Cut Meat Intake By 25% To Achieve Net Zero, Says Climate Change Committee
By
3 hours ago
What can UK households do to support net zero targets?
Studies have long shown cutting our meat intake is crucial for reducing carbon emissions, but now the Climate Change Committee (CCC) has put a new figure on it. According to its latest official advice to the UK government, people need to eat around 260g less meat each week – the equivalent of two doner kebabs’ worth – in order for the country to meet net zero goals.
Climate Change Committee Outlines Net Zero Roadmap
The CCC has urged the British government to commit to an 87 percent reduction in carbon emissions from 1990 to 2040. To achieve this, the independent advisory body has set out a roadmap, which it says will ensure the UK meets the legally-binding goal of reaching net zero by 2050.
One third of the emission cuts between now and 2040 need to come from households making low-carbon choices, according to the CCC. The two most impactful things people can do is switching from fossil fuel boilers to heat pumps, and replacing petrol and diesel cars with electric vehicles.

Getty Images
But eating less meat and dairy will also play an important – if smaller – role.

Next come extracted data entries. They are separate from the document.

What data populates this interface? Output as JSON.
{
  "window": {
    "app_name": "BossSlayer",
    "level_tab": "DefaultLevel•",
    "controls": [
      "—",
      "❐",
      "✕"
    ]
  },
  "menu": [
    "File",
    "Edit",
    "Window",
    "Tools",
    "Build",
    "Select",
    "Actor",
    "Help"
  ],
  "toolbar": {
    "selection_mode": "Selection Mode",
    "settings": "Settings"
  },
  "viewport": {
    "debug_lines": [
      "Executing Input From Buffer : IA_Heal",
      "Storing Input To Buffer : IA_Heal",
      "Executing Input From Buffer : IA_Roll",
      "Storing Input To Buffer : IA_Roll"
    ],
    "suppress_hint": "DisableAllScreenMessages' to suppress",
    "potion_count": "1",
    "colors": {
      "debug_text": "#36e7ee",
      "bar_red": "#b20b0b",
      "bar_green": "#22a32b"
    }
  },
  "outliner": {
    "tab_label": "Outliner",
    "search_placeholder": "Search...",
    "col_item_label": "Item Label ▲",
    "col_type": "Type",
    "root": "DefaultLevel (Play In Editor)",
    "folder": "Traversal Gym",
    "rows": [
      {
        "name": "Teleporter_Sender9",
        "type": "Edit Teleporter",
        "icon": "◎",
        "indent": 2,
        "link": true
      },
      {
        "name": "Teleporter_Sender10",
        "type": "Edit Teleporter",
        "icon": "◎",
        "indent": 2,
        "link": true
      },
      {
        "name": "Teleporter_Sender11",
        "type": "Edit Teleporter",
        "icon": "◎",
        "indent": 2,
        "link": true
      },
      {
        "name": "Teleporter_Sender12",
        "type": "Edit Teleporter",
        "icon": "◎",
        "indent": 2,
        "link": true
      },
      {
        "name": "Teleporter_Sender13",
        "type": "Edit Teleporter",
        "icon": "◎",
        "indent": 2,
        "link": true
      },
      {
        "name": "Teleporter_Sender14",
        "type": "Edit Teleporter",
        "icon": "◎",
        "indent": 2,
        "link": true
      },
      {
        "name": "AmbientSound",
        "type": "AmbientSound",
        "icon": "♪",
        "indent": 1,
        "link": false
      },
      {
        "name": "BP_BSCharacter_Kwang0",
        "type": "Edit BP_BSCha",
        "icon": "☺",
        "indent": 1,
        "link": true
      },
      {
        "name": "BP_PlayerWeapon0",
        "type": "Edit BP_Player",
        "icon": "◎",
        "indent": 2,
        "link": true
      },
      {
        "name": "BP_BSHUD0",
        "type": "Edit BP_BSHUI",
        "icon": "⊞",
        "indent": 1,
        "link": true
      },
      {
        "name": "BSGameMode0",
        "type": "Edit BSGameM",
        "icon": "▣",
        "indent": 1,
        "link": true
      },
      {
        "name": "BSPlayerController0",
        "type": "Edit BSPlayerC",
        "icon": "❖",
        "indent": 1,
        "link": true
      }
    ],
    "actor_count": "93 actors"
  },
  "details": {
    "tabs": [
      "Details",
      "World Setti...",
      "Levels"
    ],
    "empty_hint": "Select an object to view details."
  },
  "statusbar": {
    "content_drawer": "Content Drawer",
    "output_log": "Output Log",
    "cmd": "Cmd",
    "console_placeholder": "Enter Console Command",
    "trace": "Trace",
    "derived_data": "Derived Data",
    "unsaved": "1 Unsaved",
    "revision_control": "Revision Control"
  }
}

The advice states that people need to eat 25 percent less meat by 2040 compared with 2019 levels, and reduce dairy by 20 percent. ‘We are absolutely not saying everyone needs to be vegan. But we do expect to see a shift in dietary habits,’ said Emily Nurse, head of net zero at the CCC.
In the CCC’s pathway, these changes will lead sheep and cattle numbers to fall by 27 percent by 2040, freeing up land to plant woodlands and restore peatland.

Getty Images
The climate impact of meat is huge. Industrial meat is the biggest cause of deforestation globally, which is releasing billions of tonnes of carbon dioxide into the atmosphere – while simultaneously destroying the Amazon rainforest. Previous research has shown having big meat-eaters cut some of it out of their diet would be like taking eight million cars off the road. This is primarily down to the methane emissions produced by livestock, with beef being the worst contender, followed by lamb.
However, according to the UK’s Agriculture and Horticulture Development Board, the emissions are lower from UK-produced beef, partly because the ‘landscape and climate is perfect for growing grass, with grasslands covering 65 percent of our farmland and 50 percent of total land’.
Emissions will need to be cut in other areas too, says the CCC, including flying. We need to fly less, and the aviation industry must take responsibility for the costs of decarbonising through carbon capture and use of sustainable fuels. This would, of course, push up the costs of flying.